Food & Drink
Pink painted side of restaurant with name Cinnamon Bazaar and Richmond street sign

Cinnamon Bazaar: the restaurant turning Richmond roads into Mumbai markets

As I sat outside at Cinnamon Bazaar I thought that while the roads of Richmond are not quite as busy as those of Mumbai, they can be as noisy.

Sirens flew by and a car screamed its horn to get out of the way.

It is not what you would call a relaxing lunch environment.

But Cinnamon Bazaar, a restaurant inspired by the hustle and bustle of India’s ancient and modern bazaars, could say it gave the place authenticity.

Richmond’s latest Indian restaurant is an offshoot of the established and quite posh Cinnamon Club, all served in an Instagrammable hue of pink.

It promises diners modern Indian dishes inspired by the marketplaces that lie on the various trading routes that connect the empires of the Old World.

First stop, Richmond-Upon-Thames.

The service was really friendly and relaxed, serving us cocktails to enjoy outside in the unseasonal sunshine.

Best of these was the bright Pretty Please, with tequila, raspberry, elderflower and Grand Marnier. 

The Ananas did not contain enough pineapple for my taste and the Roots & Fruits tasted suspiciously like an Aperol Spritz – so if you like them you’re in the clear.

However, more refreshing than the drinks were the chaats, eaten as starters. Fresh flavours surprised mouths used to dense rich food from the nearby north Indian takeaway.

The puri, a shell of semolina filled variously with sweet and sour ‘waters’, chickpeas or potato, were a highlight, with the casing cracking to release a perfect mouthful of sharp freshness.

These were fun to eat as well as delicious.

Surprisingly light was dhokla chaat, a fluffy steamed chickpea cake.

Throughout all these ran a delicious green coriander chutney which cut through the heavier parts, especially the aloo tikki chaat potato cake.

Afterwards, the Malabar Boatman’s Kingfish Curry was the kind of dish you cannot stop dipping back into, even if you have had enough.

A briefly fried curry leaf garnish added a surprising meatiness to the gravy with generous chunks of fish.

A nice part of the Bazaar is that most of the mains come with rice, so there is no need to order such an important element on top.

For dessert, I would recommend ice cream with uncommon flavours such as cinnamon and saffron offered in subtle enough quantities to be universally likeable.

I ate a kulfi, like ice cream but denser and creamier having not been whipped before freezing.

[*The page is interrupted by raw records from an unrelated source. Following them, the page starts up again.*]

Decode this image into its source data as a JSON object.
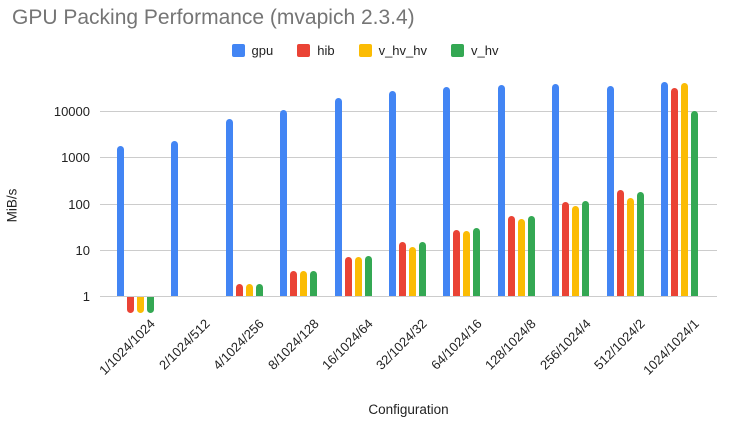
{
  "chart_data": {
    "type": "bar",
    "title": "GPU Packing Performance (mvapich 2.3.4)",
    "xlabel": "Configuration",
    "ylabel": "MiB/s",
    "y_scale": "log",
    "y_ticks": [
      1,
      10,
      100,
      1000,
      10000
    ],
    "ylim": [
      0.4,
      60000
    ],
    "grid": true,
    "legend_position": "top",
    "categories": [
      "1/1024/1024",
      "2/1024/512",
      "4/1024/256",
      "8/1024/128",
      "16/1024/64",
      "32/1024/32",
      "64/1024/16",
      "128/1024/8",
      "256/1024/4",
      "512/1024/2",
      "1024/1024/1"
    ],
    "series": [
      {
        "name": "gpu",
        "color": "#4285F4",
        "values": [
          1800,
          2300,
          7000,
          11000,
          20000,
          28000,
          35000,
          38000,
          40000,
          36000,
          45000
        ]
      },
      {
        "name": "hib",
        "color": "#EA4335",
        "values": [
          0.45,
          null,
          1.9,
          3.5,
          7,
          15,
          28,
          55,
          110,
          200,
          33000
        ]
      },
      {
        "name": "v_hv_hv",
        "color": "#FBBC04",
        "values": [
          0.45,
          null,
          1.9,
          3.5,
          7,
          12,
          26,
          48,
          90,
          135,
          41000
        ]
      },
      {
        "name": "v_hv",
        "color": "#34A853",
        "values": [
          0.45,
          null,
          1.9,
          3.6,
          7.5,
          15.5,
          31,
          55,
          115,
          185,
          10500
        ]
      }
    ]
  }
}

I wished I’d had the rasmalai, having been put off by the warning it was incredibly sweet, as I saw it delivered to the table behind and presented beautifully.

With dishes from across India, there is a real range on offer on the menu – able to pair the seafood with a north Indian tandoori lamb, and east and west on one plate.

It is this range that tempts you to come back, if only the prices were a little lower. 

At around £18 for a main and £7.50 for a chaat, Cinnamon Bazaar is not trying to compete with your local Indian takeaway.

It is more of an occasion, with a relaxed atmosphere and staff to keep you at ease but punchy flavours to make you furrow your brow and nod your head at your friend.

And with the fresh chaats and bright sunny interiors, I would say this is a great place to try this Summer.